Re: [PATCH v1 2/4] x86/fred: Write to FRED MSRs with wrmsrns()

From: Xin Li
Date: Tue Jul 09 2024 - 09:59:41 EST


On 7/5/2024 6:45 AM, Borislav Petkov wrote:
On Fri, Jul 05, 2024 at 11:30:16AM +0100, Andrew Cooper wrote:
You cite perf.  Look at the disassembly of the two approaches...

cpu_feature_enabled() might give you warm fuzzy feelings that you've
eekd out every ounce of performance, but it's an absolute disaster at a
code generation level by forcing the compiler to lay out both side and
preventing any kind of CSE.  As I've reported before, count the number
of RDPKRU instructions in trivial-looking xsave handling functions for a
glimpse of the practical consequences.

Yes, I do cite perf because what you have above is not saying: "yes, this is
a fast path and doing an alternative is warranted." If that is the case, sure,
by all means. If not, make the C readable and ignore code generation. Who
cares.

Anyway, none of this is the complicated aspect.  The complicated issue
is the paravirt wrmsr().

TGLX's complaint is that everyone turns on CONFIG_PARAVIRT, and the
paravirt hook for wmsr() is a code generation disaster WRT parameter
handling.  I agree that it's not great, although it's got nothing on the
damage done by cpu_feature_enabled().


But, seeing as I've got everyone's attention, I'll repeat my proposal
for fixing this nicely, in the hope of any feedback on the 3rd posting...

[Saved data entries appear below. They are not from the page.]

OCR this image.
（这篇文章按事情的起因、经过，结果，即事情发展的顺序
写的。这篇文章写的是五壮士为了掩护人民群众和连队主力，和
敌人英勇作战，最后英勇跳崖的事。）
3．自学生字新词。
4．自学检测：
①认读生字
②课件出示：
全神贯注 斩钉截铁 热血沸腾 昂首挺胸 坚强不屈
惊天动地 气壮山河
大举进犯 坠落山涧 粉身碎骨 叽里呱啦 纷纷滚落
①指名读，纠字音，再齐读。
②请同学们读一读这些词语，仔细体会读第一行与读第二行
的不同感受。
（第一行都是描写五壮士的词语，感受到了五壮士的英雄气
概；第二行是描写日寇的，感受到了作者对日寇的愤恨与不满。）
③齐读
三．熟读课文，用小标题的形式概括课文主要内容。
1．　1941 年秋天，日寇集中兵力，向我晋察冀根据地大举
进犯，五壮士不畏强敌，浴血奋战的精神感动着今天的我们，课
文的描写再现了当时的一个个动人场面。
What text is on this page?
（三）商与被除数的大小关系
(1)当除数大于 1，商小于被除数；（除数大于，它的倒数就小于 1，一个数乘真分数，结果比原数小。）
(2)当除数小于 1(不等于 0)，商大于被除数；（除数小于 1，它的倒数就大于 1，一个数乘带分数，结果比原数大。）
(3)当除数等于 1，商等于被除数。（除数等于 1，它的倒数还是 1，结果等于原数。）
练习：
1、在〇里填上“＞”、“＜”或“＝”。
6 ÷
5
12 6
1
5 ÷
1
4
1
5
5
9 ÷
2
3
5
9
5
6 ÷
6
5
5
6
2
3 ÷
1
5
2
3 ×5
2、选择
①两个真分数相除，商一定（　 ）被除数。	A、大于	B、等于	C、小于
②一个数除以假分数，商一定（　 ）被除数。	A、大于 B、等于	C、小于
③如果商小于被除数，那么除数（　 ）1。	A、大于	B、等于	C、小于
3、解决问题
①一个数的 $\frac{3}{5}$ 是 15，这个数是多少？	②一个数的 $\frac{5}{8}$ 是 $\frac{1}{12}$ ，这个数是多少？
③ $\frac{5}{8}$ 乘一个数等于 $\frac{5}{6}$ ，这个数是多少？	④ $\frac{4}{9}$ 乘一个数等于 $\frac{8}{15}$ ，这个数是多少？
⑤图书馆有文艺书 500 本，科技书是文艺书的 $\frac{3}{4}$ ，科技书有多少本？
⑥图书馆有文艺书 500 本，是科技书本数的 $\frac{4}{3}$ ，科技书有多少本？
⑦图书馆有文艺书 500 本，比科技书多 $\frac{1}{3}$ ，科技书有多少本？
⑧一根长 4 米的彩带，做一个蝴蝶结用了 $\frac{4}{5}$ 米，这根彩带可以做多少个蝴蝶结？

The underlying problem is that parameter setup for the paravirt wrmsr()
follows a C calling convention, so the index/data are manifested into
%rdi/%rsi.  Then, the out-line "native" hook shuffles the index/data
back into %ecx/%edx/%eax, and this cost is borne in all kernels.

A handful of reg ops per a WRMSRNS? Meh, same argument as above. But...

Instead, the better way would be to have a hook with a non-standard
calling convention which happens to match the WRMSR instruction.

That way, the native, and simple paravirt paths inline to a single
instruction with no extraneous parameter shuffling, and the shuffling
cost is borne by PARAVIRT_XXL only, where a reg/reg move is nothing
compared to the hypercall involved.

The only complication is the extable #GP hook, but that's fine to place
at the paravirt site as long as the extable handler confirms the #GP
came from a WRMSR{NS,} and not a branch.

... yes, I'd gladly review patches which address that and make the whole deal
cleaner. I'm still sceptical those handful of regs shuffling ops would matter
in any benchmark but sure, if it can be done in a cleaner way, why not...

Unless I'm missing some use case where that overhead really matters. Then by
all means...


It looks that it no longer makes sense to include this patch in this
patchset; it is not something that can be done as a small cleanup.

Any objection?

Thanks!
Xin